Perhaps I too might live free.


Between the World and Me
By Ta-Nehisi Coates

I finished this book last Saturday and immediately thought, "I have to read this again." I finished it for the second time today. I want everyone I know to read it in the hopes we can share the same experience -- that of my eyes and mind opening a little wider, enough to stretch my capacity for empathy, passion, understanding, and anger, more than was possible before. (And I am already very much capable of all of the above.) I witness the brutalities and injustices in this world & country -- especially towards black and Latino women & men -- via the news and continually feel angry but helpless. I came out of this reading experience feeling like there was so much more I should know but didn't. I felt similarly after completing The Autobiography of Malcolm X. Ta-Nehisi's words, his intention, his message--directed to his son but meant for everyone--are so beautiful and necessary. It almost feels unjust to reblog so much of what he's written, so I'll try to limit the excerpts:

"I remember being amazed that death could so easily rise from the nothing of a boyish afternoon, billow up like fog." 
(p. 20)

"I loved Malcolm because Malcolm never lied, unlike the schools and their facade of morality, unlike the streets and their bravado, unlike the world of dreamers.

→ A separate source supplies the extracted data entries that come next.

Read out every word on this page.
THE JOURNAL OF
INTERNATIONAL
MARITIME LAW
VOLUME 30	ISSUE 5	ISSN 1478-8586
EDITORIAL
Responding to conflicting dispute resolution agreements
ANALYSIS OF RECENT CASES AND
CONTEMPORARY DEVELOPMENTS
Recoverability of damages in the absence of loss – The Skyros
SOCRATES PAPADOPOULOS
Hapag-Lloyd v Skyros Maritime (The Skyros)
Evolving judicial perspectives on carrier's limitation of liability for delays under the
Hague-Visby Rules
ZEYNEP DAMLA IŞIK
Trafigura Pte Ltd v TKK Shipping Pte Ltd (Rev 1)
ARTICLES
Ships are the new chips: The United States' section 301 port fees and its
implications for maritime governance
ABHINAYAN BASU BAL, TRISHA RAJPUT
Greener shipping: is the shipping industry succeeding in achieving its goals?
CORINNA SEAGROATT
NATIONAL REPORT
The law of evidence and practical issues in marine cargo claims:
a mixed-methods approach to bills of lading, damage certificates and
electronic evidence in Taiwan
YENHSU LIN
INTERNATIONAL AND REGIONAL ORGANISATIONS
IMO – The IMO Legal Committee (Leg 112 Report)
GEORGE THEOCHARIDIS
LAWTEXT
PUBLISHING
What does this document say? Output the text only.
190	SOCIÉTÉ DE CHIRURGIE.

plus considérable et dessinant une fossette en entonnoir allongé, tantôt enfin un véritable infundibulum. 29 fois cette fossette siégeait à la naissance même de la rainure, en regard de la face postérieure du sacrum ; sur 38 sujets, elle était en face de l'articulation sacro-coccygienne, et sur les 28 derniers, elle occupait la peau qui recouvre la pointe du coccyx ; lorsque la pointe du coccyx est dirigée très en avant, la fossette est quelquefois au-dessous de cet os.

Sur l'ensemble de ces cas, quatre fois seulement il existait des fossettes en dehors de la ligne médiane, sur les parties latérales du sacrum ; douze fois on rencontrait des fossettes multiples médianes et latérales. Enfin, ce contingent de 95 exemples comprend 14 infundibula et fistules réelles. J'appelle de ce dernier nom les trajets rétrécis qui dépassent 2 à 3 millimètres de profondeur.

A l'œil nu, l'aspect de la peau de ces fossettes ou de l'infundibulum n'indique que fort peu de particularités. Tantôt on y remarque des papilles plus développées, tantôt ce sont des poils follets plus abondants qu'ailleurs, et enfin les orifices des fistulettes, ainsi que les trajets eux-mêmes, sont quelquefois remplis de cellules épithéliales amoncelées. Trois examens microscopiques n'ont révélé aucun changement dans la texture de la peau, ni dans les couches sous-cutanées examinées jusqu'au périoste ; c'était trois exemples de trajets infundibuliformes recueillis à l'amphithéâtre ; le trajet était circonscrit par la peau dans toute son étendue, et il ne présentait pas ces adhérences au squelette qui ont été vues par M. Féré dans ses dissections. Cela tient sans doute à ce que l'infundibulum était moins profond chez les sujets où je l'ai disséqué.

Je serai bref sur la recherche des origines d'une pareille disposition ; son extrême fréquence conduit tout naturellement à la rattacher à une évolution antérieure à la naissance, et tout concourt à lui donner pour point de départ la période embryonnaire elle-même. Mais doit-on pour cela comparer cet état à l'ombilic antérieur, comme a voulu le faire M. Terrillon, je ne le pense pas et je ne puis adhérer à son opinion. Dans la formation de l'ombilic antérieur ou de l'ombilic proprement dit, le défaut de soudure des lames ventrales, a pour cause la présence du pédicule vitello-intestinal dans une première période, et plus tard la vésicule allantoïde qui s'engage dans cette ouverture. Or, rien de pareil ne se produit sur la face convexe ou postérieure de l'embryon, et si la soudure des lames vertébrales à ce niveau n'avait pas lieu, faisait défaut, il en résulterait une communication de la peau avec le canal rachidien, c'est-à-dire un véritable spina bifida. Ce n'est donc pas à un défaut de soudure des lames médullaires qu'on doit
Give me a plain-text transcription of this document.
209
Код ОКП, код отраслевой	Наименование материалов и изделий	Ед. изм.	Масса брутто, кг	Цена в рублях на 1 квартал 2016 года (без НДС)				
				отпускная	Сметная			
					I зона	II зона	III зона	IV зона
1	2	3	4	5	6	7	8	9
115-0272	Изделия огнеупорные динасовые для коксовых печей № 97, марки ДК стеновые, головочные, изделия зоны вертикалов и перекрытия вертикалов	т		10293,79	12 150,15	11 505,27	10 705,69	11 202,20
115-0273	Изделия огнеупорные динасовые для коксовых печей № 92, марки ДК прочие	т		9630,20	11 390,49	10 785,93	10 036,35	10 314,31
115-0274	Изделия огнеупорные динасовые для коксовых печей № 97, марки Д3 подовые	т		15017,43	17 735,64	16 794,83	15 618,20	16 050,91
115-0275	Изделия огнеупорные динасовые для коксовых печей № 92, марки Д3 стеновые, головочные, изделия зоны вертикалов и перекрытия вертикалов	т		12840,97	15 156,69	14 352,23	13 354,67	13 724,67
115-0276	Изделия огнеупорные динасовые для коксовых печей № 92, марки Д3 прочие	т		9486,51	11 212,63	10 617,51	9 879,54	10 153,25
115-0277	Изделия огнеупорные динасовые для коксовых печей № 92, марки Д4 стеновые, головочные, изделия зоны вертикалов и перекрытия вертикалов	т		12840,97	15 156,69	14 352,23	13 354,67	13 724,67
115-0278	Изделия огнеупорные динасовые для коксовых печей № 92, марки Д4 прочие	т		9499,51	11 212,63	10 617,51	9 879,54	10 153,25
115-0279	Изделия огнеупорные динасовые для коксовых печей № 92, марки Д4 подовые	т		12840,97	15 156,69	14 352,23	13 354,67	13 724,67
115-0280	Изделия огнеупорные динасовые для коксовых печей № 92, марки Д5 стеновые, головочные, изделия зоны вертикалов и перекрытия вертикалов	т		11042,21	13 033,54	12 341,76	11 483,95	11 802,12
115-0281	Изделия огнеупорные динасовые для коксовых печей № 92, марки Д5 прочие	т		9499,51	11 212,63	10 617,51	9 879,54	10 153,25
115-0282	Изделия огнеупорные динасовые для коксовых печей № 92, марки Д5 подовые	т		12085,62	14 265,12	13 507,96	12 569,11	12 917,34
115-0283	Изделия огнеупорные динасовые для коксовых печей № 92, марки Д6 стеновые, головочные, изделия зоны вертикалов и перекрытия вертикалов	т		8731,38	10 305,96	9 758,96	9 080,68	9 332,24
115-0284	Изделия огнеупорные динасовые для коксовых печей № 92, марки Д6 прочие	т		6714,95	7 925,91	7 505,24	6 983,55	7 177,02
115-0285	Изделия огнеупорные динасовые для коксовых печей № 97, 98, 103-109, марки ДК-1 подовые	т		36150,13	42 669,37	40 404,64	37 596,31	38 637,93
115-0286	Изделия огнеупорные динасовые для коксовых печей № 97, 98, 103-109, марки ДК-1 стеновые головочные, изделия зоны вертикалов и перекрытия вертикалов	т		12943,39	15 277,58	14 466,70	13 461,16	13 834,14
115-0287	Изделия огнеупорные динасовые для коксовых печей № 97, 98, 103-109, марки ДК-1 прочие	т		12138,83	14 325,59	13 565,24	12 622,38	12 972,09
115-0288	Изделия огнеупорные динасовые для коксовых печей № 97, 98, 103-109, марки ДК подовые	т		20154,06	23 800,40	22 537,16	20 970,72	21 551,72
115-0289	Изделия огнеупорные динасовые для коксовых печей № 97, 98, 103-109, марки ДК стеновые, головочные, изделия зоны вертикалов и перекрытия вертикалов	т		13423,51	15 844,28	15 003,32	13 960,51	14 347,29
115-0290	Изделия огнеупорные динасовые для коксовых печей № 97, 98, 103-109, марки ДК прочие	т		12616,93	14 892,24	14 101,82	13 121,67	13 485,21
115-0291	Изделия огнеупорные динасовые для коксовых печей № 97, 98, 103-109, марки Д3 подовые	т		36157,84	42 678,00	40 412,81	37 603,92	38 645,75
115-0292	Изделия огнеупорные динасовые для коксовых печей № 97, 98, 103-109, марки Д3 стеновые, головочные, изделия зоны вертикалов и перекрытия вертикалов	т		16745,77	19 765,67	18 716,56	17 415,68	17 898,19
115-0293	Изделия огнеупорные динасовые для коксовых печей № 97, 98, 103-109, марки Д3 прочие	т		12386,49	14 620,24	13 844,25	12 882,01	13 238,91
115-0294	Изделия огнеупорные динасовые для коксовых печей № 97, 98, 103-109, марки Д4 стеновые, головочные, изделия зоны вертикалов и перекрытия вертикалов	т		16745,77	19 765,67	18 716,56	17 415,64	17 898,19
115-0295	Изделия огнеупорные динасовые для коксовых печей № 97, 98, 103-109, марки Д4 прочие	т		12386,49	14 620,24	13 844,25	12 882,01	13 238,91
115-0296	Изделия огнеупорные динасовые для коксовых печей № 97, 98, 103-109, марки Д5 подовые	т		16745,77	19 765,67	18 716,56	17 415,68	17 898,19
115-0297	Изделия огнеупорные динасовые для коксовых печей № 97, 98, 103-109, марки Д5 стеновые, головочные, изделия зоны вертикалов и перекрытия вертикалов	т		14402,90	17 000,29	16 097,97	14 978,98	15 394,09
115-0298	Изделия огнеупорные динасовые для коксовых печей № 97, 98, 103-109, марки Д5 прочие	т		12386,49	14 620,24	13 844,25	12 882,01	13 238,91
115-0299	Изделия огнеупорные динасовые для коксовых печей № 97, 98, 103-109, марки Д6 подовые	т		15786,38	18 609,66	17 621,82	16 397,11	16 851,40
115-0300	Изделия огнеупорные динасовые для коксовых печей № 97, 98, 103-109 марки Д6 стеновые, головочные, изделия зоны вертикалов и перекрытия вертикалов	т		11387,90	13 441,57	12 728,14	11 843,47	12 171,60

I loved him because he made it plain, never mystical or esoteric, because his science was not rooted in the actions of spooks and mystery gods but in the work of the physical world. Malcolm was the first political pragmatist I knew, the first honest man I'd ever heard. He was unconcerned with making the people who believed they were white comfortable in their belief. If he was angry, he said so. If he hated, he hated because it was human for the enslaved to hate the enslaver, natural as Prometheus hating the birds. He would not turn the other cheek for you. He would not be a better man for you. He would not be your morality. Malcolm spoke like a man who was free, like a black man above the laws that proscribed our imagination. I identified with him. I knew that he had chafed against the schools, that he had almost been doomed by the streets. But even more I knew that he had found himself while studying in prison, and that when he emerged from the jails, he returned wielding some old power that made him speak as though his body were his own. "If you're black, you were born in jail," Malcolm said. And I felt the truth of this in the blocks I had to avoid, in the times of day when I must not be caught walking home from school, in my lack of control over my body. Perhaps I too might live free. Perhaps I too might wield the same old power that animated the ancestors, that lived in Nat Turner, Harriet Tubman, Nanny, Cudjoe, Malcolm X, and speak--no act--as though my body were my own."
(pp. 36-7)

October 04, 2015

The Misadventures of Awkward Black Girl


The Misadventures of Awkward Black Girl
By Issa Rae

I spent all of the cold yesterday afternoon in bed catching up on season 1 of Issa Rae's hilarious web series Awkward Black Girl. And I finished her memoir last week. Very good - can't wait to finish the series & follow her new one for HBO!